Does windows set the settings for all SDDs in the system when you run the index, or just the drive with the operating system?
 
Not certain, but I have read there is a new Marvell controller - the 9182 - that posts some decent results. I don't have one so I can't confirm - just from what I have read. Maybe someone here can comment on this.

That's true because the Marvell 9182 uses another PCI-E lane(x2) to actually hit 500MB/s.
 
Does windows set the settings for all SDDs in the system when you run the index, or just the drive with the operating system?

just the pimary drive. If you have other SSD boot volumes on the same system you would need to boot to them and run WEI to properly set them up.

Many also don't know that the WEI also sets up the ACPI tabling between the bios, SSD, and Windows itself. Much of the latest Sandforce interaction issues(SF-2281) with those tables taught us that fact the hard way. lol
 
Does windows set the settings for all SDDs in the system when you run the index, or just the drive with the operating system?

Yep, as berts says just the primary.

Though to be fair all, bar disabling defrag, are only applicable to the primary when the primary is an SSD.

Regds, JR
 
Hi Coup,
Did you run the Windows Experience Index? - this triggers Windows to automatically adjust settings in favour of an SSD.

Regds, JR
I do run WEI, but its one of the last things I do on a format. Soon after arriving at the initial screen I go through and disable hibernation, prefetch, superfetch and do my fave windows tweaks.

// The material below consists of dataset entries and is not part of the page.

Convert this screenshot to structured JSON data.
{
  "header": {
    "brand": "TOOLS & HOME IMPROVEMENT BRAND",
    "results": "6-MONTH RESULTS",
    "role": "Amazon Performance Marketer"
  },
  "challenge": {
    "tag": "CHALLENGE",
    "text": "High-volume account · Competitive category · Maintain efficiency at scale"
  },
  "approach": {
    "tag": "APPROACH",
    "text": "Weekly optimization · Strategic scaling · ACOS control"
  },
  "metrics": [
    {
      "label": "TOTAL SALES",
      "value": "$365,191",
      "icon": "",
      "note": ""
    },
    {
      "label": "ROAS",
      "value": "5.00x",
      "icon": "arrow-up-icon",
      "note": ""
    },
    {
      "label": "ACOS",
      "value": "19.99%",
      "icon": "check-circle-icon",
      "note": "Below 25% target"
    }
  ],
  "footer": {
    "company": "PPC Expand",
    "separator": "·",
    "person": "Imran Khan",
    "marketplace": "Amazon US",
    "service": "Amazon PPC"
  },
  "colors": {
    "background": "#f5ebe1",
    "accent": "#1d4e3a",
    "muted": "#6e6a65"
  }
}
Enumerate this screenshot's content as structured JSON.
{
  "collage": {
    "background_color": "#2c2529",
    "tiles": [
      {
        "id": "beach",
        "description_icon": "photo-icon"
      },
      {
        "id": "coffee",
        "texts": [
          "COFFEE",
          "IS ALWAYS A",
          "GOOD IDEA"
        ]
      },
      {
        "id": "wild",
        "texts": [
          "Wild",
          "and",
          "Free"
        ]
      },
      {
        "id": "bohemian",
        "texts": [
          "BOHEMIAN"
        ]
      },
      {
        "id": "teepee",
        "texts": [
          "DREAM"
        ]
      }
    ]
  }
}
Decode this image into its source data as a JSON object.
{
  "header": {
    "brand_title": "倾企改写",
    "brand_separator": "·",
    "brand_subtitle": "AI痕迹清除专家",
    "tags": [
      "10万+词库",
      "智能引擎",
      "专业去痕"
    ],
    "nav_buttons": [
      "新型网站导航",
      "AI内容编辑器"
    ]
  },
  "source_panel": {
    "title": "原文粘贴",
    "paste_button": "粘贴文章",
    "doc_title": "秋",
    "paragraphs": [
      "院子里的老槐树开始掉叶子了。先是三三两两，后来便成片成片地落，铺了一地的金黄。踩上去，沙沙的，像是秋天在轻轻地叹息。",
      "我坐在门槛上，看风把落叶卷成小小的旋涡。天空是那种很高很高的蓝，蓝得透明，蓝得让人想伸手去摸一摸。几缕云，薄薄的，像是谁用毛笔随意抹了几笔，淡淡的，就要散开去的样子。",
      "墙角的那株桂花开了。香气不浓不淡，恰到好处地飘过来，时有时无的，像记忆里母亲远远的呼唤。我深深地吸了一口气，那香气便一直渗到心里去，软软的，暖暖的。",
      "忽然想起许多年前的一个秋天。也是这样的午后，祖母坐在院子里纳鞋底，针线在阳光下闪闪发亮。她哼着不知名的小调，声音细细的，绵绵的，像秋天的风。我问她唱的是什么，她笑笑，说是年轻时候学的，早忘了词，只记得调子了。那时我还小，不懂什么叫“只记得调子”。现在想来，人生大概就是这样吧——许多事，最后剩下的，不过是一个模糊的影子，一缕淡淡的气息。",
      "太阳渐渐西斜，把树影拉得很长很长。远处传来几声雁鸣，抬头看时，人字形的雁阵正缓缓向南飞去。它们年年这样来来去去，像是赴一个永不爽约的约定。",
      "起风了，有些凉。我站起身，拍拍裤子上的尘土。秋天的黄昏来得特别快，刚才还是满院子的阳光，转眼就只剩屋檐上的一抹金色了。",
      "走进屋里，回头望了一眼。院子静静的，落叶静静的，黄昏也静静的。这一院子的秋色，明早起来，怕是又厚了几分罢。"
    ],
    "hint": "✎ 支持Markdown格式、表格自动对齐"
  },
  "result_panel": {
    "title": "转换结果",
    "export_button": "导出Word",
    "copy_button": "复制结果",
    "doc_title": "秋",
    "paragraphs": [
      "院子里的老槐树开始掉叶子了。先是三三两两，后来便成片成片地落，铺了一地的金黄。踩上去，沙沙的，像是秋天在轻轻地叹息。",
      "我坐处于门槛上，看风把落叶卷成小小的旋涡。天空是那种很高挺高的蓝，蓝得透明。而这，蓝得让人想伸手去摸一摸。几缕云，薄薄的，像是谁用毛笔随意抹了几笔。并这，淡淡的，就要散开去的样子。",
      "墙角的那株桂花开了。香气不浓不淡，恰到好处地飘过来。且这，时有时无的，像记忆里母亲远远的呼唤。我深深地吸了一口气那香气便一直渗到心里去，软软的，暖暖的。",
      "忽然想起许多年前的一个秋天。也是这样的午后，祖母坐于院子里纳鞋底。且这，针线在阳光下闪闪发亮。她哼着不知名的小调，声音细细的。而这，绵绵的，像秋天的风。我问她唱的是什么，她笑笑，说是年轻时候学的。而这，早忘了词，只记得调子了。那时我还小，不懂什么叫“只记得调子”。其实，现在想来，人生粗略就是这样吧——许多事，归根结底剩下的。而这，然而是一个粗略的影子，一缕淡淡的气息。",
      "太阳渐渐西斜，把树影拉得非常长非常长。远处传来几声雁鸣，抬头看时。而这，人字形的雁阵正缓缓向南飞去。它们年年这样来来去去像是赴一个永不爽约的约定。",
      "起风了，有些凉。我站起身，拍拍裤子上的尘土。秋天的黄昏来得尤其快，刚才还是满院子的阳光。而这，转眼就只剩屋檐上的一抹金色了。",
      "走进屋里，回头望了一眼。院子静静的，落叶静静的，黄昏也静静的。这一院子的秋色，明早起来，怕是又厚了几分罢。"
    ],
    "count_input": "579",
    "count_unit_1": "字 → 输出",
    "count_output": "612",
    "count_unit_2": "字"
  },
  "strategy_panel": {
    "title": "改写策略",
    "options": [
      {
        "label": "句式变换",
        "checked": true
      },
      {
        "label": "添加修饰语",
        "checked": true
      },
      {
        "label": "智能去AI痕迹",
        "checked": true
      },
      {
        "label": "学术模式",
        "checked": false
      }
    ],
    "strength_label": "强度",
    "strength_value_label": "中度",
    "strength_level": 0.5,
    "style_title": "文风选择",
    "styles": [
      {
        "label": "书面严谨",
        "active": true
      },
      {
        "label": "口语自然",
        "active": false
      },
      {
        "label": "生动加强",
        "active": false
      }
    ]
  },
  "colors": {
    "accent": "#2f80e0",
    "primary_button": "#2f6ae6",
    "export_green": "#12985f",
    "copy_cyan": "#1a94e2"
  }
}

I did not know WEI was anymore than a benchmark to be honest.
 
Just reading this makes me curious if one should, if its possible to, turn off defragmentation in OSX?
I used to defrag all the time in OS 9 but since osx its not needed and I assume this is because the mac os is doing it behind the scenes without the user knowing?
 
Glad you fixed the problem. I'm not a big fan of the marvell sata controllers either, why can't intel make a chipset with 6 sata 6gb/s ports already? I do not understand why z68 and x79 only allow for 2 intel sata 6g ports.